Однако вернемся к нашей основной теме. Монголы — удивительная нация: они захватили Китай, но отторгли китайскую культуру. Какими они были за девяносто лет до вторжения в Китай, такими и ушли оттуда через девяносто лет после того. А вот маньчжурская династия Цин унаследовала политическую систему и систему общественного устройства, восходящие к темному минскому времени, что для нового политического режима оказалось тлетворным и привело к тому, что, несмотря на огромную военную мощь, за сто лет реакции империя окончательно развалилась. Представление о ценности человеческой личности день за днем разрушалось косным феодальным обществом и в конце концов было полностью уничтожено, что имело огромные последствия для самосознания китайцев. Если у кого и осталась толика самоуважения, то только у А-Кью, описанного господином Лу Синем в «Подлинной истории А-Кью»[25]. Как известно, А-Кью, оказавшись в унизительном положении, говорил себе, что одержал «духовную победу».
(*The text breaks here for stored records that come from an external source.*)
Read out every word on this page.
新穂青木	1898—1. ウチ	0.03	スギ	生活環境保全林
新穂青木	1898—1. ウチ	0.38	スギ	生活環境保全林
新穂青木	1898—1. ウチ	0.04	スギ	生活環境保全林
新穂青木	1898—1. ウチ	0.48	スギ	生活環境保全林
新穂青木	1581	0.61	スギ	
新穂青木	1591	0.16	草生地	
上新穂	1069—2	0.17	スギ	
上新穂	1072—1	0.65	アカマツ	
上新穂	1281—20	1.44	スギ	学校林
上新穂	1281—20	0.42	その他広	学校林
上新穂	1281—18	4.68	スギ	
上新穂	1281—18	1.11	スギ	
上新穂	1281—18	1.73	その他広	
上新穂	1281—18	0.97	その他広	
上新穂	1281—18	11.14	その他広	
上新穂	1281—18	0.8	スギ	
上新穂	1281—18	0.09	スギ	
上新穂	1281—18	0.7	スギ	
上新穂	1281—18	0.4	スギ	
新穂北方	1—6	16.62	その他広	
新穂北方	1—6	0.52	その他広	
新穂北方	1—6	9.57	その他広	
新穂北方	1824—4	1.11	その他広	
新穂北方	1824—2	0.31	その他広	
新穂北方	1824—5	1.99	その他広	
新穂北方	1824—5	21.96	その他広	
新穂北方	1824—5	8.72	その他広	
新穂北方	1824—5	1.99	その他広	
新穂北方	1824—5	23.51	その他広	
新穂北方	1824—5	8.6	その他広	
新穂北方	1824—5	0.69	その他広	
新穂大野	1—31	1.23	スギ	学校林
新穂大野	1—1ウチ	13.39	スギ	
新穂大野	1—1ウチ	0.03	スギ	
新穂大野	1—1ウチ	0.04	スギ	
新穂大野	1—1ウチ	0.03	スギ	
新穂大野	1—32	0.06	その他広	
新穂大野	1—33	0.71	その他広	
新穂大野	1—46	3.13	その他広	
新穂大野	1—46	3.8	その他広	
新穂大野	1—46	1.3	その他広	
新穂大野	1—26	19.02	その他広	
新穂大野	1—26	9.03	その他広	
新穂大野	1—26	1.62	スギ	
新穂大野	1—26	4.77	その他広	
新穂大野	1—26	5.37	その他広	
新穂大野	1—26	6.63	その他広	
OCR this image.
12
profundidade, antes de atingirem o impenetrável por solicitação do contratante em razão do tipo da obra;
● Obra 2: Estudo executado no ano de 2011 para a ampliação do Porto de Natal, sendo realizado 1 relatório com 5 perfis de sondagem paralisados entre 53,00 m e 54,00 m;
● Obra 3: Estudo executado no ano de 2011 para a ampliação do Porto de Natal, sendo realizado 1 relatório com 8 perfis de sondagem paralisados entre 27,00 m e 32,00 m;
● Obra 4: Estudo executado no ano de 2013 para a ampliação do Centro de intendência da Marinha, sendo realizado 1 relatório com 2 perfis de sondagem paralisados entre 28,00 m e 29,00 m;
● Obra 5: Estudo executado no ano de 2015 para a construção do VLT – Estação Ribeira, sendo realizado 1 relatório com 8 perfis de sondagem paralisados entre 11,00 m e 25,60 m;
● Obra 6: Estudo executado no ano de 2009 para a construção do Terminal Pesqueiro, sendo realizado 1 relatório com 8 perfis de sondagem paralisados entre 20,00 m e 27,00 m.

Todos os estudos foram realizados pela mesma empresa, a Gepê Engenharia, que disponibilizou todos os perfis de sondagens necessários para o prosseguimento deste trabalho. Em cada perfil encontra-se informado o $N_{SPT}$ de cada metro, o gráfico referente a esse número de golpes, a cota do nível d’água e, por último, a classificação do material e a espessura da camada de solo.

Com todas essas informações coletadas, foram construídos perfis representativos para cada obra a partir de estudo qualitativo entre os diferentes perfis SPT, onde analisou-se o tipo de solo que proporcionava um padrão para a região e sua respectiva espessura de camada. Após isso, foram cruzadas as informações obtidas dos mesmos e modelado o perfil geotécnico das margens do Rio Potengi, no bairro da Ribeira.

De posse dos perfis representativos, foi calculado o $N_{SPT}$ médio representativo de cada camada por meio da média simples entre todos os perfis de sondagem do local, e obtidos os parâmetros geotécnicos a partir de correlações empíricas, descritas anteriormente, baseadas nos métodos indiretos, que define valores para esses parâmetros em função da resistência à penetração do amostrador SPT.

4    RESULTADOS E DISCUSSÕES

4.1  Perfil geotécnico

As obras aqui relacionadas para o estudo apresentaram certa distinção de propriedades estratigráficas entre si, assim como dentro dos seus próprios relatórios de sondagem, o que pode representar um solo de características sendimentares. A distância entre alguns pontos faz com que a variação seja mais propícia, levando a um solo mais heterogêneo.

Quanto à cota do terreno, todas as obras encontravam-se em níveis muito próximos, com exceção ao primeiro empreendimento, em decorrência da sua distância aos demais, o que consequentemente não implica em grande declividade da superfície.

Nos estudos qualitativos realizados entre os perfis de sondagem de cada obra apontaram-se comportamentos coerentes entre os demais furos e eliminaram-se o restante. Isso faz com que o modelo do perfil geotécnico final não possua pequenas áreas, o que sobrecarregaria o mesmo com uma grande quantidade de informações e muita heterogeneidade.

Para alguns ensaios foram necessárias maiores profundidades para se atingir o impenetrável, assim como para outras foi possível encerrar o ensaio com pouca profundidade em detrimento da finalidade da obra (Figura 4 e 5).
Второй существенный недостаток Китая, о котором я хотел бы поговорить, связан с тем обстоятельством, что за всю пятитысячелетнюю историю в стране были лишь три золотые эпохи. Первая — эпоха Чуньцю и Сражающихся царств, время сосуществования самых разных философских школ и течений. Вторая — эпоха Тан, от годов «праведного правления»[26] великого танского императора Тай-цзуна (Ли Шиминя), до середины правления танского Светлейшего Ли Лунцзи (Сюань-цзуна)[27], то есть — почти сто лет. Третьей золотой эпохой можно назвать период с 1760-х по 1860-е годы, то есть до середины правления династии Цин. За всю пятитысячелетнюю историю лишь три золотых эпохи! А все остальное время — более четырех тысяч лет — чуть ли не каждый год (да практически каждый день!) — происходили войны. Западные ученые подсчитали: каждый год с самого начала истории человечества на земле случались войны. Феномен более чем характерный для Китая. Как-то я сам, проведя подобные подсчеты, набросал черновик книги «Хроники военных лет Китая» и обнаружил, что войны в Китае происходили ежегодно. Однако общемировая статистика и статистика по Китаю — не одно и то же: Китай слишком мал по сравнению со всем миром, особенно если иметь в виду территорию Китая, какой она была начиная с эпохи Цинь (II в. до н. э.) и до минского периода, — это половина его сегодняшней территории.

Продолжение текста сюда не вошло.